Autoencoders: A Comprehensive Guide

10 min readAug 6, 2021

The term “autoencoder” has been frequently mentioned in many artificial intelligence-related research papers, journals, and dissertations over the recent years. Since the 2010s, some of the most powerful AI models have autoencoders stacked deep within. Introduced in 1980, autoencoders are an unsupervised learning technique for neural networks that can learn from an unlabeled training set.

Contents:
How do Autoencoders work?
Autoencoder Hyperparameters
Autoencoder Variants
Autoencoder Applications
Adversarial Autoencoders
Autoencoders in Natural Language Processing
Conclusion

This post serves as a guide on autoencoders, their variations, and their applications.

How do Autoencoders work?

Autoencoder networks learn to compress data from the input layer into a shorter format, and then un-compress that code into whatever format best matches the original input. In this copying-like task, autoencoders are typically forced to reconstruct the input approximately, preserving only the most relevant aspects of the data in the copy. Multiple autoencoders can be involved in this process.

Let's consider this task using an example. The first autoencoder process will learn to encode external features like the casing of a system unit, while the second analyzes the output of the first layer to encode less obvious features such as dimensions of the motherboard. Then the third encodes a monitor and so on until the final autoencoder encodes the whole image into a code that matches the image of a “computer.”

Autoencoders can also be used for generative modeling. For example, if a system is manually given the codes it learned for wheels and plants, it could generate an image of a plant moving on wheels, even though it has never processed such an image.

Core Architecture

An autoencoder comprises of three parts:

Encoder- maps the input into the code.
Code (Encoded Layer)- This part of the network represents the compressed input that is fed to the decoder.
Decoder- maps the code to a reconstruction of the input.
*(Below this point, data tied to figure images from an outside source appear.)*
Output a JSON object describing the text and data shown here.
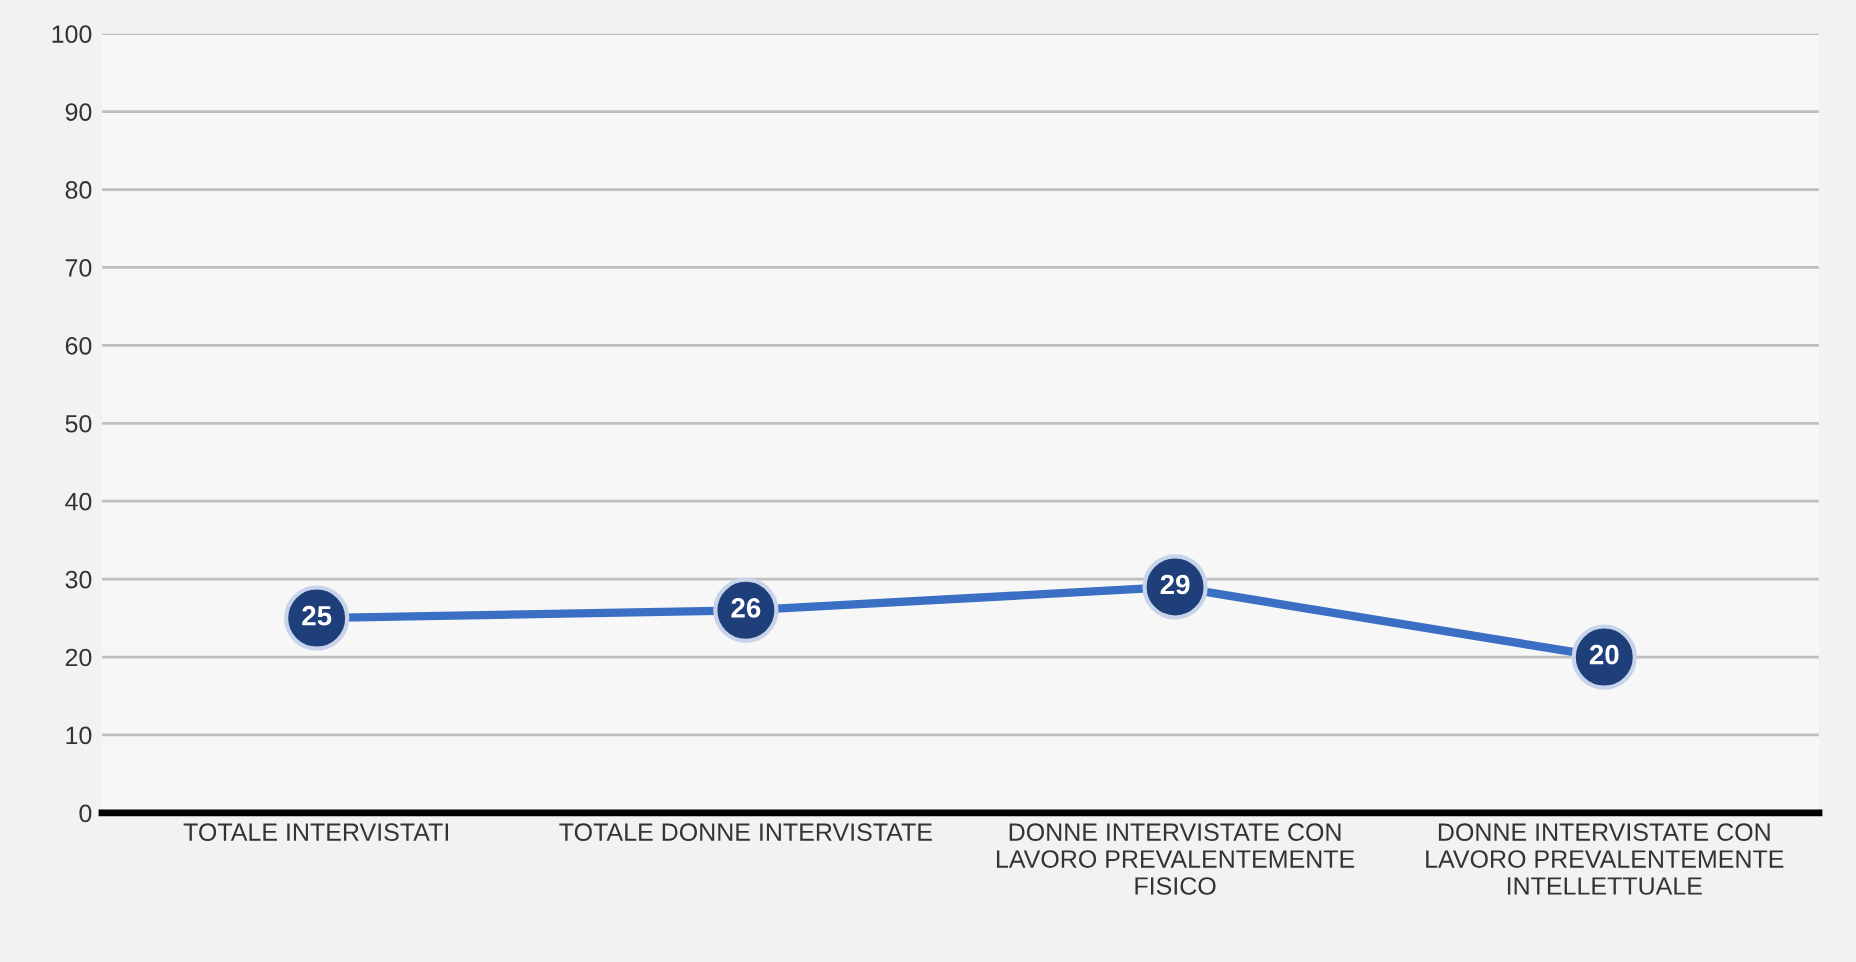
{
  "chart_data": {
    "type": "line",
    "categories": [
      "TOTALE INTERVISTATI",
      "TOTALE DONNE INTERVISTATE",
      "DONNE INTERVISTATE CON LAVORO PREVALENTEMENTE FISICO",
      "DONNE INTERVISTATE CON LAVORO PREVALENTEMENTE INTELLETTUALE"
    ],
    "series": [
      {
        "color": "#3b6fc4",
        "values": [
          25,
          26,
          29,
          20
        ]
      }
    ],
    "ylim": [
      0,
      100
    ],
    "yticks": [
      0,
      10,
      20,
      30,
      40,
      50,
      60,
      70,
      80,
      90,
      100
    ],
    "grid": "y",
    "marker": "circle",
    "line_style": "solid",
    "data_labels": true,
    "legend": false
  }
}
If an autoencoder was stripped down to its basic form, one would see a feedforward, non-recurrent neural network similar to single-layer perceptrons that participate in multilayer perceptrons (MLP), consisting of both an input layer and output layer connected by one or more hidden layers.

The output layer is made of the same number of nodes as the input layer. As mentioned previously, its purpose is to reconstruct its inputs by curtailing the difference between the input and the output, instead of predicting a target value Q given inputs P. Hence, this indicates that autoencoders learn unsupervised.
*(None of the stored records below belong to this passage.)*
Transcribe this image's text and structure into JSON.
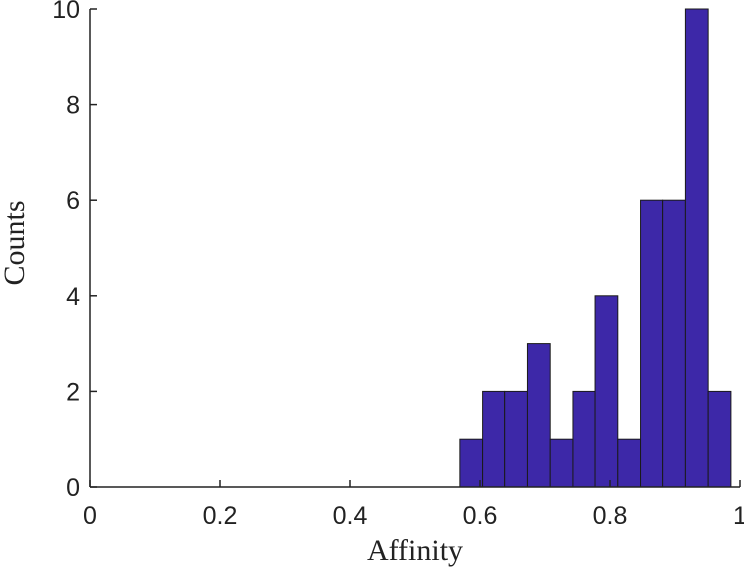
{
  "chart_data": {
    "type": "histogram",
    "x_label": "Affinity",
    "y_label": "Counts",
    "bins": [
      0.569,
      0.604,
      0.638,
      0.673,
      0.708,
      0.743,
      0.777,
      0.812,
      0.847,
      0.881,
      0.916,
      0.951,
      0.986
    ],
    "values": [
      1,
      2,
      2,
      3,
      1,
      2,
      4,
      1,
      6,
      6,
      10,
      2
    ],
    "color": "#3d28a8",
    "xlim": [
      0,
      1
    ],
    "xticks": [
      0,
      0.2,
      0.4,
      0.6,
      0.8,
      1
    ],
    "ylim": [
      0,
      10
    ],
    "yticks": [
      0,
      2,
      4,
      6,
      8,
      10
    ]
  }
}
Autoencoder Hyperparameters

Number of Layers

This pretty much speaks for itself. The number of layers may depend on the complexity of the task at hand.

Number of Nodes per Layer

As seen in the core architecture of the autoencoder above, the number of nodes reduces as it reaches the encoded layer (code), and increases once again on the decoder side, leading up to the output.

Code (Encoded Layer) Size

The number of nodes in the center layer.

Loss Function

Typically we use, mean squared error (MSE) or binary cross-entropy (aka Log Loss). If the input values are in the range between 0 and 1, we use binary cross-entropy, else, the mean squared error is used.

Autoencoder Variants

These variants have been created to force the learning representations to take up useful properties.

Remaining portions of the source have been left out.